The pigs. Oh, the pigs. They are growing nicely but I am the first to admit I didn't realize what I was getting into. I've been working my way through my mom's garden plus a couple aunt's and my neighbours. It all helps so much but three pigs eat. so. much. If you ever consider fattening pigs, arrange to get the wasted food from a bakery, grocery store or restaurant first. If I can ever secure a food source like that I might try pigs again. I plan to leave the pen as-is for future consideration. But I tell you, without a grain bin here and a way to haul and roll my own grain, it has been a lot of work to bring big tubs of grain from my parent's farm and keep these pigs happy.

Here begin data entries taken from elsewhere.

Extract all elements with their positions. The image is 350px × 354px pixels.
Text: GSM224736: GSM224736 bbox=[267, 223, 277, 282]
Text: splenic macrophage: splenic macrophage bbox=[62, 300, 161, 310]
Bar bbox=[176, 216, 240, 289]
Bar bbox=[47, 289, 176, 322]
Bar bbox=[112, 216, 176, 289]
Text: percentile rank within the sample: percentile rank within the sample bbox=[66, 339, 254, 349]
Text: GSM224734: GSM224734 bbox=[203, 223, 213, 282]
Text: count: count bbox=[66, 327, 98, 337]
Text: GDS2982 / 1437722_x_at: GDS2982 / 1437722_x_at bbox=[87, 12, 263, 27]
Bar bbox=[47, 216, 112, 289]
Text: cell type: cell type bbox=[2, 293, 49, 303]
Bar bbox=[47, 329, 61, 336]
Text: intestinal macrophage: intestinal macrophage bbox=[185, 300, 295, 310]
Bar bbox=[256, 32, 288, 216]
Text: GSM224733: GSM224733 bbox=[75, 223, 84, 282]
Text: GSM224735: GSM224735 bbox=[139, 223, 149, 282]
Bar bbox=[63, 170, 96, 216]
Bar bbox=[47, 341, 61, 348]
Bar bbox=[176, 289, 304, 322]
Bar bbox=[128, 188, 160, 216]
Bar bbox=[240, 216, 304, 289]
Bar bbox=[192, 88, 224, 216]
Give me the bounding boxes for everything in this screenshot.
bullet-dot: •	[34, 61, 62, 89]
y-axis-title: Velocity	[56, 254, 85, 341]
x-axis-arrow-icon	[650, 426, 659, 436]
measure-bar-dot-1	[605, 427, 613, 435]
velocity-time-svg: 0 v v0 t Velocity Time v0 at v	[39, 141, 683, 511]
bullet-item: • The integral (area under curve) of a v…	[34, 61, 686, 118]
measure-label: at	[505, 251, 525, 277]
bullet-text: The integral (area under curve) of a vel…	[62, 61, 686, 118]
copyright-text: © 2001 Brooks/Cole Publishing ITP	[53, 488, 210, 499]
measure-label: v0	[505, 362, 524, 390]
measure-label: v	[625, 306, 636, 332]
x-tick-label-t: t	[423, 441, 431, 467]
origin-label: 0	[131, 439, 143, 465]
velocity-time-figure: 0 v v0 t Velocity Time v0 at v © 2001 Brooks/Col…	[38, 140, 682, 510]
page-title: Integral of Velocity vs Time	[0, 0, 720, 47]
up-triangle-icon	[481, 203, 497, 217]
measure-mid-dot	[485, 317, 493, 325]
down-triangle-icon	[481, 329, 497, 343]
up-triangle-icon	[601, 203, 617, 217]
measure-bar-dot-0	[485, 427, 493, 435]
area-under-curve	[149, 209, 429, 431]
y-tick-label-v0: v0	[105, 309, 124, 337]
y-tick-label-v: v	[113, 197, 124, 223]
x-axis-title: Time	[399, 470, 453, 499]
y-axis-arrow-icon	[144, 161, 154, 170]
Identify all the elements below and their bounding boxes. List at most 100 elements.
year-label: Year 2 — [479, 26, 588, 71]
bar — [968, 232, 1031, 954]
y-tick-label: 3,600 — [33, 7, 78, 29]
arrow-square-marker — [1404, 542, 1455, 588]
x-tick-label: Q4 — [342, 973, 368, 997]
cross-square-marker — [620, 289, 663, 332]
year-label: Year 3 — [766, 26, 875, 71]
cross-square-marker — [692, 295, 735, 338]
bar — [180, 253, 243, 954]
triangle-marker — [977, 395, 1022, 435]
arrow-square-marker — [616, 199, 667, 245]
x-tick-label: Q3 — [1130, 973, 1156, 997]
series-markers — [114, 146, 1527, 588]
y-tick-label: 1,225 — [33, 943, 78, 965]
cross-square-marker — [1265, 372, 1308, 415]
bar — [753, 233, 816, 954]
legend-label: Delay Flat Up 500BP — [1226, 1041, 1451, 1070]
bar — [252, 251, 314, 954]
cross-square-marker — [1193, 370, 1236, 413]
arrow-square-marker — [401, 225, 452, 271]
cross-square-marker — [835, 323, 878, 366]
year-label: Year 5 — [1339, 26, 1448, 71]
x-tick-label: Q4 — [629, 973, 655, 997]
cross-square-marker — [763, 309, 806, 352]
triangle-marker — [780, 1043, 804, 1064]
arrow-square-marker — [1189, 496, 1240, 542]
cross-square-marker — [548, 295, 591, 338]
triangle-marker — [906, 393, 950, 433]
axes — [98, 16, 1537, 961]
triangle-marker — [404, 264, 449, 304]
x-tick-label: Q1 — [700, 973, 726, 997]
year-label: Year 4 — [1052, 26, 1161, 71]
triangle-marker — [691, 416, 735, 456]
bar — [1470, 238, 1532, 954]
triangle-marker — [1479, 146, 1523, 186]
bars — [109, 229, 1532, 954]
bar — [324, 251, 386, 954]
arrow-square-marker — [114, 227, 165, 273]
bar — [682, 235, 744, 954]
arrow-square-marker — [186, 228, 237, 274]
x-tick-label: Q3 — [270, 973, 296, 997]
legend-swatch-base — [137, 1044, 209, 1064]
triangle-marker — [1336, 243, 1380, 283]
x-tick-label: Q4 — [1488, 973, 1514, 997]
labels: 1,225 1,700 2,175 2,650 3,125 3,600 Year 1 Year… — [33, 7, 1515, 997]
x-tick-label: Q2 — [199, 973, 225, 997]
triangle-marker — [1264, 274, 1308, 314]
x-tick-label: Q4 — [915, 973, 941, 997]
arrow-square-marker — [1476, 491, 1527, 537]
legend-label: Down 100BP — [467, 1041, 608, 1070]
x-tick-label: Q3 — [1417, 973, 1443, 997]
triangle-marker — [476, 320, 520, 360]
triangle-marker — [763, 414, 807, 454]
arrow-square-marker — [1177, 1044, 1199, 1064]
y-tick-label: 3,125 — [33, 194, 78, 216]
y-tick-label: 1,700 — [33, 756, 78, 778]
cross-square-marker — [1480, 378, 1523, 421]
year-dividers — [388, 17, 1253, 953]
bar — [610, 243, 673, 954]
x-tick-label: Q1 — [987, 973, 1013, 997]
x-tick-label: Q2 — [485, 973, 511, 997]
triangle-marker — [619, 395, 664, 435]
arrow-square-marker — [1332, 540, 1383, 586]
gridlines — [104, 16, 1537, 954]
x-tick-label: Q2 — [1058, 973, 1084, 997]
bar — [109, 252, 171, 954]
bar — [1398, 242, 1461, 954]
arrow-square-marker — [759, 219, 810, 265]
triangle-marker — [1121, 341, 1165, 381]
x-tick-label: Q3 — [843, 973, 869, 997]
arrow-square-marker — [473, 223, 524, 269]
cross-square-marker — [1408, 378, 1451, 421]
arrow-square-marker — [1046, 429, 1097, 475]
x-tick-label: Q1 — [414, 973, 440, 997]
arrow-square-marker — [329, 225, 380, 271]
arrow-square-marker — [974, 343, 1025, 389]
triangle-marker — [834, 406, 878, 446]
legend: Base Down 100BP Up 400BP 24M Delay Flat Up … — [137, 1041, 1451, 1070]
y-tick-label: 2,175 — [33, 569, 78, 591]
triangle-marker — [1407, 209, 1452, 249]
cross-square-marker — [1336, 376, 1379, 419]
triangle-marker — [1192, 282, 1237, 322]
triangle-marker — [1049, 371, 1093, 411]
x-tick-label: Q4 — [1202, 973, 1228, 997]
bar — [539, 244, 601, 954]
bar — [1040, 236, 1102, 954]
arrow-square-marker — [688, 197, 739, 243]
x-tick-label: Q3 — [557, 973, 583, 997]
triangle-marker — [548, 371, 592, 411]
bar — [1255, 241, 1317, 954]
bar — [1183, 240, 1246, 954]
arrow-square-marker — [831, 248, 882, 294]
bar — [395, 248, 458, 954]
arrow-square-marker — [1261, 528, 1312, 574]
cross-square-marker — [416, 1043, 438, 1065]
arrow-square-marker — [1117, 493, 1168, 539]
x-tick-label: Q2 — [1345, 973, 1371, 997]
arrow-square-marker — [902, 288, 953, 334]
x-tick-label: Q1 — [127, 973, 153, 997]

The whole other issue is going to be loading them. I need to build a ramp and the whole thing just stresses me out. My eye has been twitching for a week.
Husband has been away since July and we are all weary of this. Last night J pinned it all on me, and I can actually understand how he might think I am happy daddy is away. For one, I outright refuse to complain that my man is off making oodles of money while the whole area has ground to a halt and families have faced outrageously stressful decisions over the last two years. I try to keep my conversations grateful and optimistic in front of the kids. So maybe from that they are getting the sense that as long as there's money coming in, mom is happy. And in one way that is true, sorry to say. We are quite accustomed to there being a month or two (or three!) every year where there is simply no income. For that reason I am a saver and a planner and every day of work is a blessing that gives us stability.
That said, I am tuckered right out with single parenting and keeping up to the pigs and running the house. I very much need a break. It doesn't help that I now have the cold that my kids suffered with for a week. I am also coming off a more social than usual weekend, so I'm contemplating going and hiding under the bed rather than going door to door tonight asking for treats with my kids. There really are days that I wish I could phone it in. On the other hand, I am being self-indulgent and just wish Husband was here to do some heavy lifting. I know he wishes he was too.
On the bright side, we have been slowly cleaning each room in the house. I feel much better doing it now. I normally leave it until February thinking that it will give me something to do in my least favorite month of the year. But being tasked with one of my least favorite jobs at my least favorite times has not been working out that well. I feel happy seeing neat and tidy rooms (upstairs, at least. Somehow the main floor is getting increasingly cluttered as I clean!) and I know that our busier schedule is going to pull me through the winter months. The other moms at skating are very friendly and welcoming and it is, so far, a refreshing hour for me on both Mondays and Wednesdays. So, it appears, my little family is growing up and we now have to set foot out in the real world. I am doing my best and enjoying it so far. The introvert in me very much needs to regroup quietly, so I am planning that into my week and being as gentle on myself as I can. I had high hopes to clean more house today but it simply wasn't in me. I am getting better at recognizing the need to balance time out with therapeutic writing, sewing or tidying.
I hope everyone is having a lovely fall day. If Halloween is your thing, I hope it's a good one!